When the burial was over we all stood there waiting. I had nothing to say, and I sensed reluctance in the others to make eye contact with each other. I made a decision. I walked inside after a few minutes, and gathered up my things and Eric’s C7. The weapons were the only things of his we kept. I checked the magazine and walked back outside. The others looked at me, waiting to see what I would say.
“Alright, let’s go get our trucks back.” I turned and started walking towards Golden, not looking to see if they followed.
* * *
The good news was that the vehicles appeared to still be in good condition. The undead had no more interest in them than they did in anything else that was not a living human, so it was likely that none of our gear was missing.
The bad news was that there were still nearly two hundred of the living dead scattered along the bridge. I was staring at them through my binoculars from the roof of a two car garage a few hundred meters southeast of the bridge and barrier. There was a clump of the creatures surrounding the F-250 and the Highlander, but the rest were dispersed along the surface. The bodies of the destroyed ones still lay unmoving where they had fallen in our hasty retreat from the barrier.

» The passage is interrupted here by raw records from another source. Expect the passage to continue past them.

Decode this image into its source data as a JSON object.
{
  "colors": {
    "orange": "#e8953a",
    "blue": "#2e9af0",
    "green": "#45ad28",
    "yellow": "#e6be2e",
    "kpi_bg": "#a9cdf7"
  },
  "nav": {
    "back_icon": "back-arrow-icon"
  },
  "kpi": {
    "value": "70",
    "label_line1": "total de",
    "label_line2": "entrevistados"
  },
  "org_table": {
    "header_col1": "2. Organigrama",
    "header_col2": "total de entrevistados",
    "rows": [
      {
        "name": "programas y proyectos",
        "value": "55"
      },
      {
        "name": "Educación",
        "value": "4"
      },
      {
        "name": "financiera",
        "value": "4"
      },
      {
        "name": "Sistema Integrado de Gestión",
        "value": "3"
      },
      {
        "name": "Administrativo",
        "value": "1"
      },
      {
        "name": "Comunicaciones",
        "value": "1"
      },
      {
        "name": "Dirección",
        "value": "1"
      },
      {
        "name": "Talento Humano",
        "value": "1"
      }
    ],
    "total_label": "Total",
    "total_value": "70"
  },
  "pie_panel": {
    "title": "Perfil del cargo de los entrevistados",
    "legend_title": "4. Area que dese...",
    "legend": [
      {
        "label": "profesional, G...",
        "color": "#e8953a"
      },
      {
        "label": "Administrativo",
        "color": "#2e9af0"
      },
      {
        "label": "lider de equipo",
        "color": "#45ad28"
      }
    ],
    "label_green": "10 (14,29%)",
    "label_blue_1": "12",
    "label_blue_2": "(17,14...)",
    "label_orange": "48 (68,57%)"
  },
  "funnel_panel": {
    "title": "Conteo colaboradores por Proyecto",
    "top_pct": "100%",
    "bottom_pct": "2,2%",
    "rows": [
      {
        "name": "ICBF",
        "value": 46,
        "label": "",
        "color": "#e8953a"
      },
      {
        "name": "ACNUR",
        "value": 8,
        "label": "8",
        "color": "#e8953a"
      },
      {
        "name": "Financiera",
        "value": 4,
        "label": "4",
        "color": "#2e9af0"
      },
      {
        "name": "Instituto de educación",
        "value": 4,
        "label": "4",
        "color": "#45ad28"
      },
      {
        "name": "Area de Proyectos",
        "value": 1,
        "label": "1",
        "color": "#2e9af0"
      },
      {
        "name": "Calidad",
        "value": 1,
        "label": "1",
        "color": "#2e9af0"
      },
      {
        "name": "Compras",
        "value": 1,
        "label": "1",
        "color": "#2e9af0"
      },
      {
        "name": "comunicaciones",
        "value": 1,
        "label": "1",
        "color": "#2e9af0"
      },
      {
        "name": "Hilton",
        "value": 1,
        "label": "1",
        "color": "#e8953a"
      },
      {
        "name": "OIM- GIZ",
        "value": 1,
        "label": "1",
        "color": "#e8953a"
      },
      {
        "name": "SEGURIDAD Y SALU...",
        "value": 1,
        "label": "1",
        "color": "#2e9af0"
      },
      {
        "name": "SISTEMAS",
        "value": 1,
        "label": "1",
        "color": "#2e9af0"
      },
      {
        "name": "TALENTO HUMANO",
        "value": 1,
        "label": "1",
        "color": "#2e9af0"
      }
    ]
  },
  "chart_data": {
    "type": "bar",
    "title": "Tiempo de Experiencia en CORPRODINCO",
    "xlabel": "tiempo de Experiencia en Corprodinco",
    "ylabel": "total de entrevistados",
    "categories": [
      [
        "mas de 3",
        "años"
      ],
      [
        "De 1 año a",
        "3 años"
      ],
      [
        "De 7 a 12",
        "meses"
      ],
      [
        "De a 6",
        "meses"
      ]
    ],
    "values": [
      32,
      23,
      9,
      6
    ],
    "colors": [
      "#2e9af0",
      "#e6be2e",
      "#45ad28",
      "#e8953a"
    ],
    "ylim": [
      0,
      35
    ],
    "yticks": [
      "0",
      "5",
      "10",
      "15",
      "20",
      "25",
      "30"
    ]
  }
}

I watched a few of them wander aimlessly about for a few more moments, then passed the binoculars to Sanji, who lay on the garage roof beside me. Sanji and I had hardly spoken since this morning when we had buried Eric. I hadn’t felt like talking about it at all; the loss was still too raw.
I had led the way back into Golden, my mind alternating between brooding grief and some dim attention to the road I walked on. My mood was foul, and I had snapped at Amanda when she tried to talk to me, so she was pissed off with me and walking at the back of the group. I had heard her call me an “asshole” when she walked off. Not that I cared. I was too busy hating the bright sunlight, the river running past on our left, and the leafless trees and shrubs erupting from the ground all around us.
My mood only changed when we saw the first zombie on the road ahead of us an hour
later. It was probably the only one that had managed to follow us this far when we had fled the town. It was standing all alone on the road, staring towards the river. It was a male of about forty-five, I guessed. It had on a filthy pair of jeans, and a green shirt that was more rag than actual clothing. A broken pair of glasses hung from its face, dangling down where its nose had decayed and fallen off. Not a pretty picture, but it was something for me to take my anger out on.
I decided to deal with it quietly, in case there were others lurking nearby. I shouldered Eric’s C7A1 and drew my Browning instead. I pulled out the silencer and screwed it onto the front of the barrel as I walked closer. The rotten thing finally heard me approaching and turned towards my steps. I got a waft of its reek, and my stomach lurched. I was glad I hadn’t eaten this morning. It hadn’t looked too badly damaged from behind, but when it faced me, I could see that it had been horribly mauled. The right side of its face had been mangled and torn, and shreds of blackened flesh hung, skin and hair peeled away from the right side of its head. The ear on that side was missing as well, and the blood had stained its clothing all down its side. I swore that as long as I lived I would never get used to the look and smell of these things.
I stopped walking, and let it come to me. I was dimly aware of my team behind me, spreading out to watch for other walking corpses. When the zombie was twenty feet away I raised my Browning and took aim. It came onward, eyes fixed on me, jaw moving in anticipation of eating. It raised its left arm, and the right hand twitched spasmodically. When it was ten feet away I pulled the trigger twice. Twin holes appeared on the dead thing’s eyebrow line, and a grey and reddish mess sprayed out behind it. It took one more step and collapsed face down. The silenced shots sounded like loud coughs, and shouldn’t have carried far. I waited, looking around for more of the undead, but the only things moving were the river and my team.